There are more Game of Thrones fan theories than there are faces on the Many-Faced God. It makes sense, given how rich and complicated the lore is on the hit HBO show, and how many dangling plot threads and tantalizing mysteries there are. One such mystery, one that’s been haunting some fans ever since Season 1, has finally been solved. And, well, it’s pretty underwhelming, but that really shouldn’t be a surprise.
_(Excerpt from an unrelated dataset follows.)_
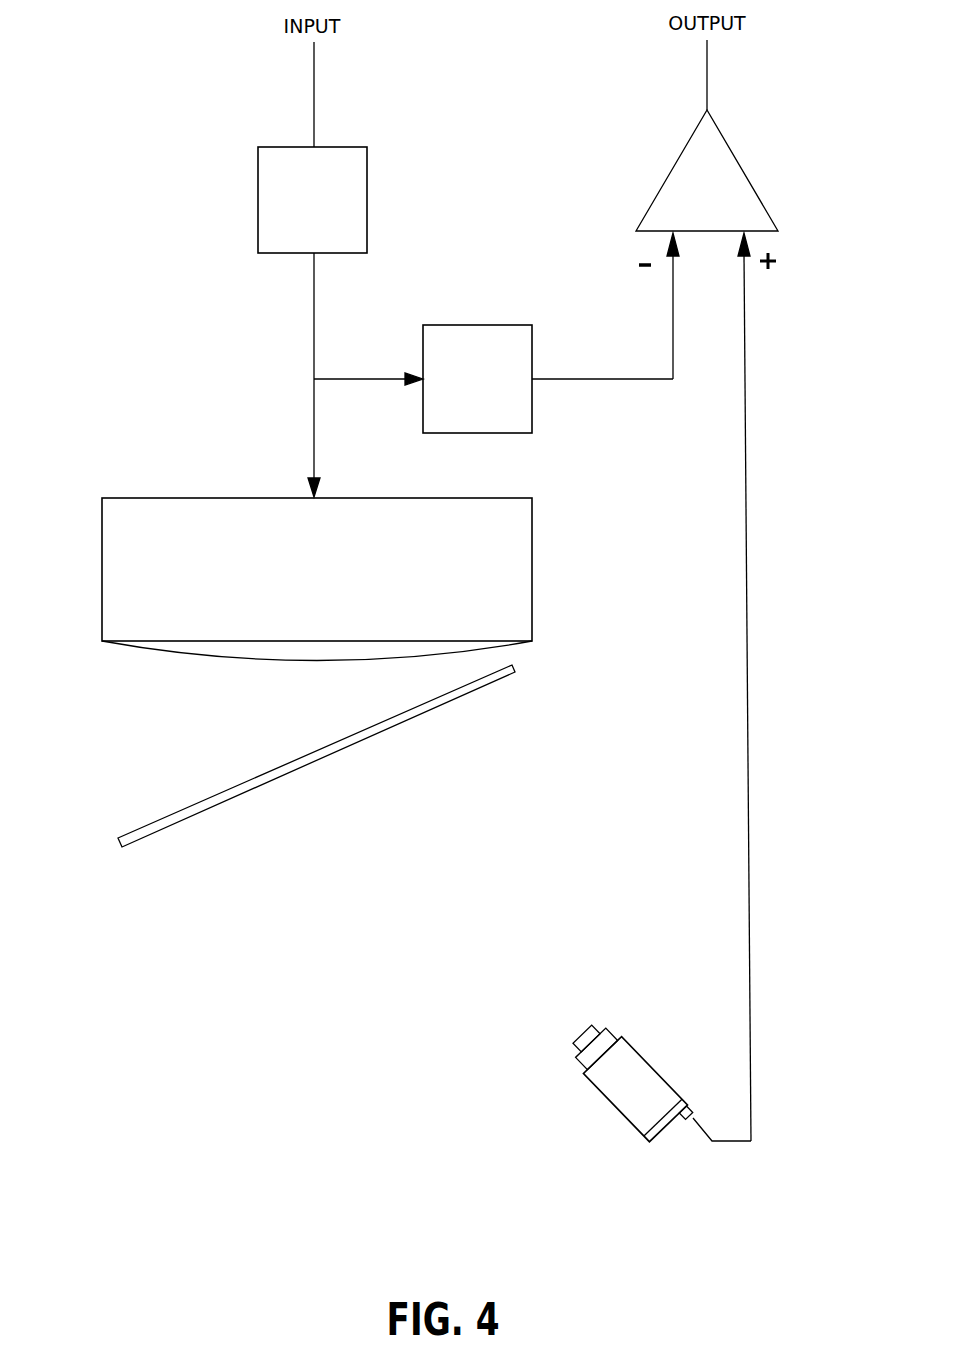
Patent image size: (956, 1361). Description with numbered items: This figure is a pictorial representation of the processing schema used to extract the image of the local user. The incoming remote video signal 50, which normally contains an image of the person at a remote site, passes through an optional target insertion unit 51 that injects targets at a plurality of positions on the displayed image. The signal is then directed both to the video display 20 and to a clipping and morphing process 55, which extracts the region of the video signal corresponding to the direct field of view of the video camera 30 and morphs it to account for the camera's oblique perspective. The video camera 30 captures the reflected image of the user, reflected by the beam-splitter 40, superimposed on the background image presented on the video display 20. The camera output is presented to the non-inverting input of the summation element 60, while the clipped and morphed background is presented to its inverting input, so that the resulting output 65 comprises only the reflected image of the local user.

In the penultimate episode of Season 1, “Baelor,” Ned Stark, the supposed “main character” of the show, dies when King Joffrey orders his execution. Before Ser Ilyn severs Ned’s head with his own greatsword, Ned mumbles something, but there’s no audio so viewers couldn’t make his final words out. That’s prompted a bunch of theories, like that Ned was saying “I kept my promise” or something else that might allude to Jon Snow’s true parentage. Or, maybe he was just saying “valar morghulis.” There are much more insane theories too, like that Ned was communicating with a time-traveling Bran Stark, or that it wasn’t actually Ned, but a shapeshifted Jaqen H’ghar in his place.

The exciting possibilities are endless, but they’re all wrong, because the answer is not exciting.

According to Bean, in an interview with HuffPost, in the moments before Ned’s death, he was “just saying a prayer.” Here’s Bean:

I couldn’t be too specific, because I don’t know if religion [like that] was around in those days, whatever they were. I just thought, ‘What would you do if this were really gonna happen?’ You probably would pray. You probably would murmur some words and you’d keep it quiet. You’d keep it to yourself.”

“It’s quite subtle in that many people wouldn’t pick it up,” Bean continued. “It was an interesting thing to do for me at that point. There’s not much you can do really, you’ve got your head on a block. That’s about the only thing you can do is murmur.”

That underwhelming answer sure does make a lot of sense! After all, Ned was a pretty devout follower of “the Old Gods.” It’s not as exciting as, say, Ned giving time-traveling instructions to Bran, who is actually the Night King, but it’s far less stupid. Ned’s final words were a quiet prayer, a bit of character work that’s far more responsible for Game of Thrones being good than the most outlandish theory.

Game of Thrones’s final season won’t premiere until 2019.